In some embodiments, the cloud infrastructure additionally or alternatively comprises a plurality of containers implemented using container host devices. For example, as detailed herein, a given container of cloud infrastructure illustratively comprises a Docker container or other type of Linux Container (LXC). The containers are run on virtual machines in a multi-tenant environment, although other arrangements are possible. The containers are utilized to implement a variety of different types of functionality within the information processing system 100. For example, containers can be used to implement respective processing devices providing compute and/or storage services of a cloud-based system. Again, containers may be used in combination with other virtualization infrastructure such as virtual machines implemented using a hypervisor.

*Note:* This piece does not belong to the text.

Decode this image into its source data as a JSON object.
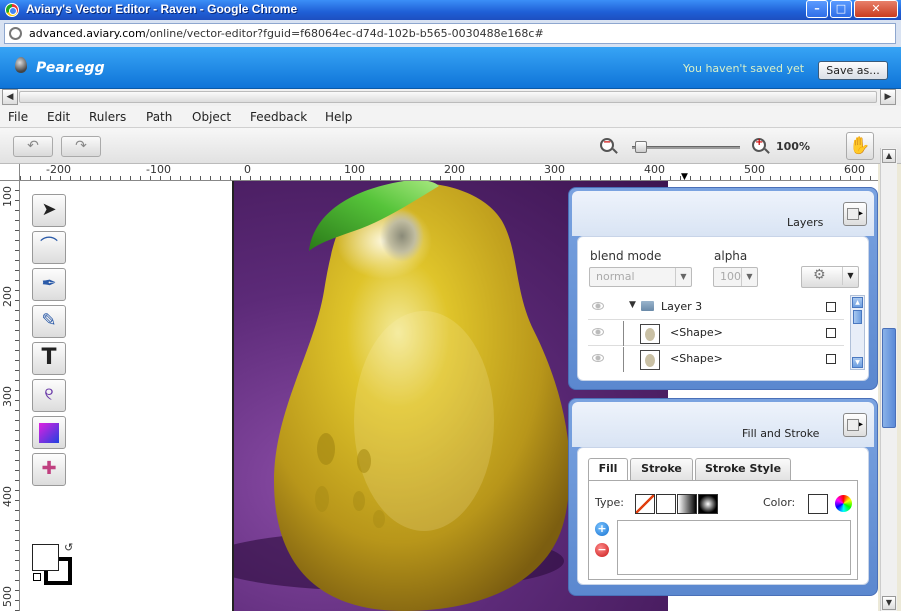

Illustrative embodiments of processing platforms will now be described in greater detail with reference to FIGS. 5 and 6. Although described in the context of the information processing system 100, these platforms may also be used to implement at least portions of other information processing systems in other embodiments.

FIG. 5 shows an example processing platform comprising cloud infrastructure 500. The cloud infrastructure 500 comprises a combination of physical and virtual processing resources that are utilized to implement at least a portion of the information processing system 100. The cloud infrastructure 500 comprises multiple virtual machines (VMs) and/or container sets 502-1, 502-2, . . . 502-L implemented using virtualization infrastructure 504. The virtualization infrastructure 504 runs on physical infrastructure 505, and illustratively comprises one or more hypervisors and/or operating system level virtualization infrastructure. The operating system level virtualization infrastructure illustratively comprises kernel control groups of a Linux operating system or other type of operating system.

The cloud infrastructure 500 further comprises sets of applications 510-1, 510-2, . . . 510-L running on respective ones of the VMs/container sets 502-1, 502-2, . . . 502-L under the control of the virtualization infrastructure 504. The VMs/container sets 502 comprise respective VMs, respective sets of one or more containers, or respective sets of one or more containers running in VMs. In some implementations of the FIG. 5 embodiment, the VMs/container sets 502 comprise respective VMs implemented using virtualization infrastructure 504 that comprises at least one hypervisor.

A hypervisor platform may be used to implement a hypervisor within the virtualization infrastructure 504, where the hypervisor platform has an associated virtual infrastructure management system. The underlying physical machines comprise one or more distributed processing platforms that include one or more storage systems.

In other implementations of the FIG. 5 embodiment, the VMs/container sets 502 comprise respective containers implemented using virtualization infrastructure 504 that provides operating system level virtualization functionality, such as support for Docker containers running on bare metal hosts, or Docker containers running on VMs. The containers are illustratively implemented using respective kernel control groups of the operating system.

As is apparent from the above, one or more of the processing modules or other components of the information processing system 100 may each run on a computer, server, storage device or other processing platform element. A given such element is viewed as an example of what is more generally referred to herein as a “processing device.” The cloud infrastructure 500 shown in FIG. 5 may represent at least a portion of one processing platform. Another example of such a processing platform is processing platform 600 shown in FIG. 6.

The processing platform 600 in this embodiment comprises a portion of the information processing system 100 and includes a plurality of processing devices, denoted 602-1, 602-2, 602-3, . . . 602-K, which communicate with one another over a network 604.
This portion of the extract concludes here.